No enredo de traições familiares e legados ancestrais deste estrondoso sucesso da MARVEL, Okoye é uma figura que fica um pouco ao lado dos principais arcos emocionais e temáticos em evidência. Contudo, sua presença é icónica, sua proeza física um elemento central das melhores cenas de ação do projeto e a imperiosidade altiva que a atriz transmite é um elemento estético tão fulcral para o visual do filme como seus exuberantes figurinos.
Em Okoye, Durira constrói uma heroína de ação definida pela fisicalidade de defensora destemida e os valores antigos de honra que podem não ter muito significado na sociedade moderna, mas constituem as pedras basilares para toda a ideia que a personagem tem do mundo. Sua prestação é um exercício em transmitir a dignidade dessas convicções em harmonia e subsequente conflito com o espírito de uma mulher forçada a reconsiderar a posição daqueles que mais ama e respeita na hierarquia moral. Além do mais, quem consegue fazer tudo isso e tornar uma peruca na arma mais dinâmica e inesperada do cinema de ação de 2018 merece muitos aplausos.
Sebastian Stan em EU, TONYA
Margot Robbie e Allison Janney foram dois dos nomes mais falados na última temporada dos prémios de cinema. Janney chegou mesmo a ganhar o Óscar de Melhor Atriz Secundária pela prestação enquanto a mãe abusiva de Tonya Harding, a infame patinadora artística americana. Um desempenho do mesmo filme que, infelizmente, não recebeu tanta atenção foi o de Sebastian Stan no papel do primeiro marido de Harding e um dos principais conspiradores que orquestraram uma agressão grave à patinadora Nancy Kerrigan antes das Olimpíadas de Lillehammer.
Depois de anos a ver o ator ser pouco mais que uma massa musculosa quase sem diálogo nos filmes da MARVEL, a complexidade do seu trabalho em “Eu, Tonya” é surpreendente e aterradora. Aqui, ele maneja os tons vagamente cómicos desta biografia irreverente sem nunca descurar o facto de que este homem é um mentiroso, um criminoso, violento e um terror para a esposa que passou anos a agredir.

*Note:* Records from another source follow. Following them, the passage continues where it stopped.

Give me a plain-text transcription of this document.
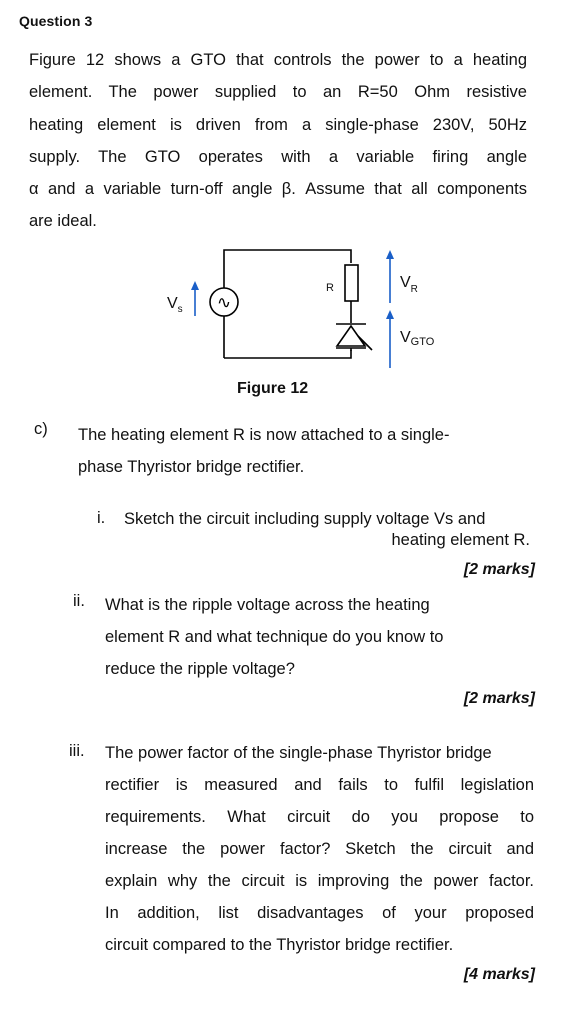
Question 3
Figure 12 shows a GTO that controls the power to a heating
element. The power supplied to an R=50 Ohm resistive
heating element is driven from a single-phase 230V, 50Hz
supply. The GTO operates with a variable firing angle
α and a variable turn-off angle β. Assume that all components
are ideal.
∿
$V_s$
R	$V_R$
VGTO
Figure 12
c) The heating element R is now attached to a single-
phase Thyristor bridge rectifier.
i. Sketch the circuit including supply voltage Vs and
heating element R.
[2 marks]
ii. What is the ripple voltage across the heating
element R and what technique do you know to
reduce the ripple voltage?
[2 marks]
iii. The power factor of the single-phase Thyristor bridge
rectifier is measured and fails to fulfil legislation
requirements. What circuit do you propose to
increase the power factor? Sketch the circuit and
explain why the circuit is improving the power factor.
In addition, list disadvantages of your proposed
circuit compared to the Thyristor bridge rectifier.
[4 marks]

Apesar de tudo isso, o mais espectacular elemento deste desempenho é a qualidade patética que Stan confere à sua mesquinha personagem. Este não é um monstro de outro mundo. É um homem horrivelmente comum, um agressor e abusador sem escrúpulos que vitima a única pessoa que encontra sobre a qual consegue exercer força autoritária. Na sua banalidade, Stan encontra algo que transcende o horror de um monstro irreal.
Michelle Williams em SOU SEXY, EU SEI!
Michelle Williams é uma atriz famosa pelos seus esforços dramáticos em filmes de monumental seriedade artística e temática. Suas personagens são mulheres deprimidas e soturnas, criações de melancolia interiorizada e internalizada na fundação basilar da própria existência. Até quando interpreta estrelas glamorosas de Hollywood como Marilyn Monroe, Williams tende a escolher uma abordagem de realismo soturno que salienta a tristeza destas figuras.
Por tudo isso, é um enorme choque ver “Sou Sexy, Eu Sei!” e encontrar a atriz num registo deliciosamente cómico, leve e sem ponta de pretensão melancólica. O filme, aliás, é uma das comédias mais injustamente subvalorizadas do ano o que levou à subsequente falta de reconhecimento para o seu elenco, incluindo Williams. Aqui, ela tem a voz de um cartoon guinchante e é uma célebre, mas frágil, empresária de cosméticos.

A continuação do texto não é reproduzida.